Compétition et menaces

Les compétiteurs possibles

La réponse des oiseaux à la repasse (= chants enregistrés et diffusés avec un magnétophone) a été faible. Elle a été obtenue deux fois dans un habitat épineux, qui constitue vraisemblablement le territoire de reproduction. Aucune réponse n'aurait probablement été obtenue dans les ravins humides et dans les champs irrigués.
À 2 ou 3 occasions, un Tohi à tête rayée (Buarremon torquatus) a chanté au passage d'un couple d'Atlapetes pallidiceps.
Lors de l'observation d'une troupe mixte d'oiseaux (composée de Veniliornis fumigatus, de Grallaria ruficapilla, de Myiophobus fasciatus, de Catharus fuscater, de Myioborus miniatus, de Basileuterus coronatus, de Basileuterus nigrocristatus, de Thlypopsis ornata, d'Atlapetes pallidiceps et de Buarremon torquatus) attirés par une colonie de fourmis, le couple d'Atlapetes à tête blanche a été chassé par un Tohi à tête rayée.
Dans des habitats légèrement plus humides, le seul Atlapetes trouvé était l'Atlapetes à nuque pâle (en compagnie du Tohi à tête rayée) : il est possible que ces deux espèces concurrencent A. pallidiceps.
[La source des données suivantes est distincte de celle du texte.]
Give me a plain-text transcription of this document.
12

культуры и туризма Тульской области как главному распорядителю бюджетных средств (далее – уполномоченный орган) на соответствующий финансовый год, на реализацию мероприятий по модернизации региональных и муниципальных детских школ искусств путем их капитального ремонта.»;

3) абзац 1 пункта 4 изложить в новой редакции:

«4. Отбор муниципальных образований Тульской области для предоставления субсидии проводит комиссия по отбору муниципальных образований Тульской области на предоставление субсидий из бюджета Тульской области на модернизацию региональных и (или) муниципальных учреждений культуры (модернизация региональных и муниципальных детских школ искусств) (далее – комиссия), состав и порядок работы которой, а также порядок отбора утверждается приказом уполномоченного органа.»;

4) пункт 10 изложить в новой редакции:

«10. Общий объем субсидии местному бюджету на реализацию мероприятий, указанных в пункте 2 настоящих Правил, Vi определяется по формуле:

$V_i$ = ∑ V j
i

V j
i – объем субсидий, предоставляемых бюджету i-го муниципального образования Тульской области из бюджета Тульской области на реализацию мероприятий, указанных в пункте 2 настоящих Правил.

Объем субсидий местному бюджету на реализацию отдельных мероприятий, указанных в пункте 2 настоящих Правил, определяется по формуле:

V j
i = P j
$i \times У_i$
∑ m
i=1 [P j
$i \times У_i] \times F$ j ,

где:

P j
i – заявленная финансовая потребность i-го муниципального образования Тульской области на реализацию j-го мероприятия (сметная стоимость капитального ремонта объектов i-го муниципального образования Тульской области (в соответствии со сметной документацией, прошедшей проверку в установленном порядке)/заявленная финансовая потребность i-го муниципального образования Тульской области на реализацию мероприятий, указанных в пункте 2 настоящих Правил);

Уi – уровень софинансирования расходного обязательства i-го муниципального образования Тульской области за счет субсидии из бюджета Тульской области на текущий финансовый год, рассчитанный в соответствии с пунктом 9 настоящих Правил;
Il est intéressant de noter que Le Tohi leucoptère (Atlapetes leucopterus), une espèce pourtant présente dans les vallées voisines au nord (sous-espèce leucopterus) et au sud (sous-espèce dresseri) du secteur étudié, est absent dans la vallée du Río Jubones.
Un troisième concurrent possible est le Bruant chingolo (Zonotrichia capensis), abondant dans tous les habitat au-dessus de 1 500 m et accompagnant le bétail, mais ne pénétrant jamais dans les buissons denses où A. pallidiceps a été observé.


Son régime alimentaire

Atlapetes pallidiceps a été vu se nourrissant à 2 m du sol au maximum, à la manière du Tohi à tête blanche (Atlapetes albiceps) (comm. pers.), se perchant périodiquement sur les arbres voisins pour surveiller les alentours, avant de recommencer à fourrager, volant de temps en temps sur de courtes distances (40 m au maximum). Il chasse les insectes le long des brindilles, les inspectant de haut en bas, sélectionnant des fruits en essayant de garder l'équilibre grâce à leur queue, et picorant à plusieurs reprises le sol, vraisemblablement pour se nourrir de graines.
Trois plantes dont les fruits étaient recherchés par Atlapetes pallidiceps ont pu être identifiés : il s'agit d'une espèce introduite de Rubus (Rosaceae), d'un Solanum (Solanaceae) et d'un Morus (Moraceae). Ces trois végétaux se développent dans les champs irrigués et dans les fourrés épineux.
Selon les habitants, les périodes de pluie dans la vallée de Yunguilla sont identiques à celles de la côte, et s'étalent de la fin décembre au mois d'avril. Plusieurs habitants nous ont informé que les oiseaux chantent surtout entre février et mars : c'est probablement le moment idéal pour enregistrer A. pallidiceps et pour définir la superficie des territoires occupés.

Préserver l'habitat

Vue de l'habitat de l'Atlapetes à tête blanche dans le bassin du Río Jubones
Vue de l'habitat de l'Atlapetes à tête blanche dans le bassin du Río Jubones (Equateur).
Source : www.saraguro.org.

Afin de prévenir l'extinction de l'espèce suite à une destruction de son habitat, les propriétaires d'une des deux haciendas accueillant des Atlapetes à tête blanche ont été contactés et ont été invités à vendre leur terrain. Ils ont accepté de se séparer d'une parcelle de 26 ha, comprenant des fourrés épineux fréquentés par l'espèce.
Actuellement, la majeure partie de la parcelle est couverte de Melinis minutiflora, mais cet habitat pourrait être transformé afin d'être plus favorable à l'Atlapetes. La parcelle comprend aussi à la base d'une colline 5 ha arides parsemés de quelques acacias et de lauriers (avec quelques bosquets de bambou Chusquea), un ravin avec une végétation plus verte, et une zone irriguée comprenant des bosquets de Ricinus et de Rubus.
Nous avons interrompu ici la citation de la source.